Prosecuting counsel Nicola Auret described how the defendants “called a family meeting” on February 28 2016 when they showed their three siblings “a document which they claimed was the will of their dead mother”.

Ms Auret said it set the defendants as both executors and witnesses and outlined there were properties and money to be divided among the five siblings, but “in particular it was stated that the deceased’s business Kavanagh’s jewellers, a long standing operating business, was to be given to the two defendants”.

The lawyer told the court that eight months later, the PSNI received a report from Mark Lauro about “his suspicions that the signature on the will had been forged”. Detectives then seized the will along with other documents.

Ms Auret said after the documents had been given to a forensic hand writing expert, “he concluded that the signatures on both the will and the cheque were forged”.

Questioned by police in July 2017, the pair denied any fraud had taken place.

Defence counsel Patrick Taylor, acting on behalf of David Lauro, conceded that the fraud represented “an egregious breach of trust” but said “I tentatively invite you to give some credence that there is a ring of truth to the assertion from the defendant that it was his mother’s wish that he and Elaine receive the business”.

Conor Lunney, for Elaine Lauro, said the offences had caused an “irrevocable split” in the family and argued that given the “unusual background” to the case, it was an exceptional case despite the breach of trust and that she “was the prime mover in relation to both signatures.”

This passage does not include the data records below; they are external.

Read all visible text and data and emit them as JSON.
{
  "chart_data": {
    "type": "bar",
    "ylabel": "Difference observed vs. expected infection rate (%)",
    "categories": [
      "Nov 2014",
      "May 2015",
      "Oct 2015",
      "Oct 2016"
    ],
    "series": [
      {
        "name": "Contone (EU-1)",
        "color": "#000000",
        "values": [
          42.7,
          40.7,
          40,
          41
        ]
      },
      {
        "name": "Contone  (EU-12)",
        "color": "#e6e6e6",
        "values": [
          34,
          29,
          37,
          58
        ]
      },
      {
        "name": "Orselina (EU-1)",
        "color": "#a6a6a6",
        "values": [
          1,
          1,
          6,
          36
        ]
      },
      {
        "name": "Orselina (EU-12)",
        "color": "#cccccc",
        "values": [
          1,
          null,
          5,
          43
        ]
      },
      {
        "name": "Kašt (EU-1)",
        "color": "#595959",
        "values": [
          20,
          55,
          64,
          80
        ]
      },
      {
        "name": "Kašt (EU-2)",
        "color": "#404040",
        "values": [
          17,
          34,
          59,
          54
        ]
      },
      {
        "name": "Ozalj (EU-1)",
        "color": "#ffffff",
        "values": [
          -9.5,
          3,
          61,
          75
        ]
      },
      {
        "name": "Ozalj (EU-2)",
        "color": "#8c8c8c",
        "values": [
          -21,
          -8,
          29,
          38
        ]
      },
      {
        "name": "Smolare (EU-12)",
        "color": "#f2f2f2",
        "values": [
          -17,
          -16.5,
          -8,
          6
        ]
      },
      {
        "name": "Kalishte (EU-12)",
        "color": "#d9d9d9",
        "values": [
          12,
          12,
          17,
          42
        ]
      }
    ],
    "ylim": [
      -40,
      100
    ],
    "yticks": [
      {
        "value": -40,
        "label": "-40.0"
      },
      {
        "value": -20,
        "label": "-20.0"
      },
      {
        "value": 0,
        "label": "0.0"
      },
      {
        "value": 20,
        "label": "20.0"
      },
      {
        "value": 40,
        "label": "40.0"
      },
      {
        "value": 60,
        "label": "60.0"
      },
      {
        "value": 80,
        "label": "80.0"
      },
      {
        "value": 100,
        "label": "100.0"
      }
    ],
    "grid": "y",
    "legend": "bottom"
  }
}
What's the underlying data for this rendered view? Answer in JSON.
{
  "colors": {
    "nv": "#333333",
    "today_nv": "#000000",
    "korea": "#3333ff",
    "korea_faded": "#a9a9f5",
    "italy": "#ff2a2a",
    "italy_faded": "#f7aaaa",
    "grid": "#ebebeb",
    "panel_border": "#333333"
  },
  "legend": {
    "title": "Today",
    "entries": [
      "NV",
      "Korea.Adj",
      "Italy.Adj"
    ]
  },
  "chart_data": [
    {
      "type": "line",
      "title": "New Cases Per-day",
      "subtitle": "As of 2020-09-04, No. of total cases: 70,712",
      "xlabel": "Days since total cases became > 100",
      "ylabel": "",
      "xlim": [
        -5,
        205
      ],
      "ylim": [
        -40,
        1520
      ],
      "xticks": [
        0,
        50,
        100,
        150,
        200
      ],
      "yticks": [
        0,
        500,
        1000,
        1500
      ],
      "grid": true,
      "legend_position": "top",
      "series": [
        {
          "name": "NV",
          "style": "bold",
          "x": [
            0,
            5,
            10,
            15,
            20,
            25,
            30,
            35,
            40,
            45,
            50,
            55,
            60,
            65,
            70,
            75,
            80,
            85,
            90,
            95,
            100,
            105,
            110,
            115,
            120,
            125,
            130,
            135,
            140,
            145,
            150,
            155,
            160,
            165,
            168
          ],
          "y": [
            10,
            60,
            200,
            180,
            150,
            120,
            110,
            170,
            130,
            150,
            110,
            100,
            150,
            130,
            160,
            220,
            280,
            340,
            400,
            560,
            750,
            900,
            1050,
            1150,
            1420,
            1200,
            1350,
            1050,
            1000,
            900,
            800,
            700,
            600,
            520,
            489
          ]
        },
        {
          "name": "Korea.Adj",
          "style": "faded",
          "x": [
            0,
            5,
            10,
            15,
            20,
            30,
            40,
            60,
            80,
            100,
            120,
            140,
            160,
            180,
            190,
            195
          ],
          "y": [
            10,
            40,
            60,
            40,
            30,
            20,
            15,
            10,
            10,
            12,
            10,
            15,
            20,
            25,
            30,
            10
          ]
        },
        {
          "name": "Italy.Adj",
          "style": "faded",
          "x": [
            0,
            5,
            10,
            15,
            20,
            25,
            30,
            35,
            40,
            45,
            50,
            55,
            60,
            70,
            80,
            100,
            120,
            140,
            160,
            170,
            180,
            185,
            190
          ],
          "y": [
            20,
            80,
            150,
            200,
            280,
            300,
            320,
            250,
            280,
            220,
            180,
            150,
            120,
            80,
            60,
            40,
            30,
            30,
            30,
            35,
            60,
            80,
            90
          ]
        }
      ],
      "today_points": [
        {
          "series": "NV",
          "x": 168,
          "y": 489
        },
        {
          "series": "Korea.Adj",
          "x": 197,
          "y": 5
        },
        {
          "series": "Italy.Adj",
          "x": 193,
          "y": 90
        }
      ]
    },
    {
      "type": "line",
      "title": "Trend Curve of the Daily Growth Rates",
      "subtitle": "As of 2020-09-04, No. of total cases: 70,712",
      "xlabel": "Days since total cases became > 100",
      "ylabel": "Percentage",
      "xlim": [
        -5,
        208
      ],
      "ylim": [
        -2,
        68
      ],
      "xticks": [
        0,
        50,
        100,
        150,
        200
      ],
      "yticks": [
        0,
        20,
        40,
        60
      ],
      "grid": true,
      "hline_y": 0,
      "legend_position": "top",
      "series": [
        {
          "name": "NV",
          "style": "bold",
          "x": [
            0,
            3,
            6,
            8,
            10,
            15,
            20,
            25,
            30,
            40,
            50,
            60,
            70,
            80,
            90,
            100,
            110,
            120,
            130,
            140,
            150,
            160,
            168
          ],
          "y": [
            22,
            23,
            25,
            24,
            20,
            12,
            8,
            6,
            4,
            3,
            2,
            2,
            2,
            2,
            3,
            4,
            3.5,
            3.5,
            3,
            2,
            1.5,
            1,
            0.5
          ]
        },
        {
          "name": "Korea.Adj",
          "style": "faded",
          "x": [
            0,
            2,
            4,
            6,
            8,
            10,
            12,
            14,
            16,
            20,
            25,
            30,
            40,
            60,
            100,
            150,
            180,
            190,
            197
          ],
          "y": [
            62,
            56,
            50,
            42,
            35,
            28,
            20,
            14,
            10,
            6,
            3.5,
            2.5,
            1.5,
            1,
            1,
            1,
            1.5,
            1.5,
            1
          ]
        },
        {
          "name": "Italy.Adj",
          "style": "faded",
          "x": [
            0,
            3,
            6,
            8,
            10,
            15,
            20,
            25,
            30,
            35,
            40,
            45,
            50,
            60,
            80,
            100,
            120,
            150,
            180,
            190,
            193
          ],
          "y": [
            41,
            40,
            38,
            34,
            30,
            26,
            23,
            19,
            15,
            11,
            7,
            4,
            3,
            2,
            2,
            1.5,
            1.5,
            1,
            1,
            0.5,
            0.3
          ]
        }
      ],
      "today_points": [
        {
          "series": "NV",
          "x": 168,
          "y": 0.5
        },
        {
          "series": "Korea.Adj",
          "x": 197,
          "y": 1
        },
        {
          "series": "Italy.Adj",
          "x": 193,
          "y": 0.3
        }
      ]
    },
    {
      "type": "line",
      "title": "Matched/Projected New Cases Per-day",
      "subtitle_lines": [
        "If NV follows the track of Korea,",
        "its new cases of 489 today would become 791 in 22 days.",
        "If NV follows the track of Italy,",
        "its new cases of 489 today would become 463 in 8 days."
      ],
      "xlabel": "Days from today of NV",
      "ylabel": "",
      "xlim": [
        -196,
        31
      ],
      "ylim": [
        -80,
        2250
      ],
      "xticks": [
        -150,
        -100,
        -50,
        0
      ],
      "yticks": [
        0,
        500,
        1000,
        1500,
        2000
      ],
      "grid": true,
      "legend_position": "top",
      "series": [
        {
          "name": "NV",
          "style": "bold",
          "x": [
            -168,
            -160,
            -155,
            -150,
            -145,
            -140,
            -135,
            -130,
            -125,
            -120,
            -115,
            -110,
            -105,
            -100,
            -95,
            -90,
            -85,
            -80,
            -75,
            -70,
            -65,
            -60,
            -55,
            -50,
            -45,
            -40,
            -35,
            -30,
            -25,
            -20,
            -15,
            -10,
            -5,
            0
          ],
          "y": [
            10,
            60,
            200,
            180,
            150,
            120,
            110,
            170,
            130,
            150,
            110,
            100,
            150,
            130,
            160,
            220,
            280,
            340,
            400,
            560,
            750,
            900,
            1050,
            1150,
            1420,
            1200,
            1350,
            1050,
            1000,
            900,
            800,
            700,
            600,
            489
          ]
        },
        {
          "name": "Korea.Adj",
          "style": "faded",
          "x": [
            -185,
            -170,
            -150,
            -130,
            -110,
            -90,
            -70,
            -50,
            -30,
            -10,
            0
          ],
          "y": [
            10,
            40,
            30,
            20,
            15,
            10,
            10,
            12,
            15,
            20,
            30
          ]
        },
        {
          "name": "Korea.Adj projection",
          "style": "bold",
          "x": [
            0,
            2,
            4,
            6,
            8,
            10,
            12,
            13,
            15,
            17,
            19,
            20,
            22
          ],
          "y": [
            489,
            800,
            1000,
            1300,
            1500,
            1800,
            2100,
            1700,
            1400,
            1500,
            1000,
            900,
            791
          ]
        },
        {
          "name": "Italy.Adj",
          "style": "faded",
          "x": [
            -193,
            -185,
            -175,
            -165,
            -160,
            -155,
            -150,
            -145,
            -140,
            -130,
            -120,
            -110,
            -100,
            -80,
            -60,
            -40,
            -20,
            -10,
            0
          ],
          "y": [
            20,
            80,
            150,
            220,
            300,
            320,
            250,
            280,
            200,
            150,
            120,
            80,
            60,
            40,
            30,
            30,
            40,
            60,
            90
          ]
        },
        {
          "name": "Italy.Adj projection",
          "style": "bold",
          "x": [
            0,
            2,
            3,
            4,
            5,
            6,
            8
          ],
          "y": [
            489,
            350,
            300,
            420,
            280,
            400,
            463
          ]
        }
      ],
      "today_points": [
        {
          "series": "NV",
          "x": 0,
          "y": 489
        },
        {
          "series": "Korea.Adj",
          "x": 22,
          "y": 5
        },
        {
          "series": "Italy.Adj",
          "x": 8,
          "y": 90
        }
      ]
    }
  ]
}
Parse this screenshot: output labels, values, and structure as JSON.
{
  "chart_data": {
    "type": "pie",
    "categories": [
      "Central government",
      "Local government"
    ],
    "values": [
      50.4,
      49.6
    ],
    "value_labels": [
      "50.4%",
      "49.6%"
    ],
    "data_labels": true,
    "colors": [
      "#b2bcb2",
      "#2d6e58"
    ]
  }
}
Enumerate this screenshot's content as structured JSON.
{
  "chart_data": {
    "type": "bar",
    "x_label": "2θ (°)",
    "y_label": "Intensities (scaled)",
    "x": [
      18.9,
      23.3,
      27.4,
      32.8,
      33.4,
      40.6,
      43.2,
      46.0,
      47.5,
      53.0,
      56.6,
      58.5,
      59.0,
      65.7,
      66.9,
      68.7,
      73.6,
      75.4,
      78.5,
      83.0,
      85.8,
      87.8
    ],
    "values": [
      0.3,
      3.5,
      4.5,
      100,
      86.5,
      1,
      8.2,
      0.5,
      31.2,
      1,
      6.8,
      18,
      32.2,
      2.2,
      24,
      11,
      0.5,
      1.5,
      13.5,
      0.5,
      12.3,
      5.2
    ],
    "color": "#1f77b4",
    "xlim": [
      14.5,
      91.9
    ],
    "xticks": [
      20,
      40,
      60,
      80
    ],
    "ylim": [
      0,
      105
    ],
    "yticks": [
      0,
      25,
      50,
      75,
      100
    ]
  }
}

Summing up the case today, Judge Lynch said while a guilty plea usually indicates some degree of remorse, “it doesn’t, in my view, in this case” as they had only confessed after their own hand writing expert opined the signatures were forged.

“Your attitude doesn’t indicate any remorse whatsoever,” said the judge.

Describing the pair as “proven liars” who had lied to the police and repeated their lies throughout court proceedings, Judge Lynch said despite their claims it was Mrs Lauro’s wish they would be given the business, “very little credence can be given to that proposition”.

“One simply cannot say what the true wishes of this lady would have been,” he told the court.

He said while there were mitigating factors for both defendants given their clear records and eventual guilty pleas, the guidelines were clear that in all but exceptional cases, “custodial sentences will almost be inevitable to mark publicly the gravity of the offence”.

“There is an expectation on the part of any person who is terminally ill” that their dying wishes will be respected and carried out but by forging her will, but the defendants “took advantage” of their mother’s death, said the judge.

He told Elaine Lauro while there was “profound regret” she would have to be jailed, it was “hard to avoid the proposition” she had brought it upon herself.

He also told the brother and sister it was clear the family fall out from the fraud “is likely to continue to the next generation... the bitterness that you generated by virtue of your actions will not determine at the end of the case”.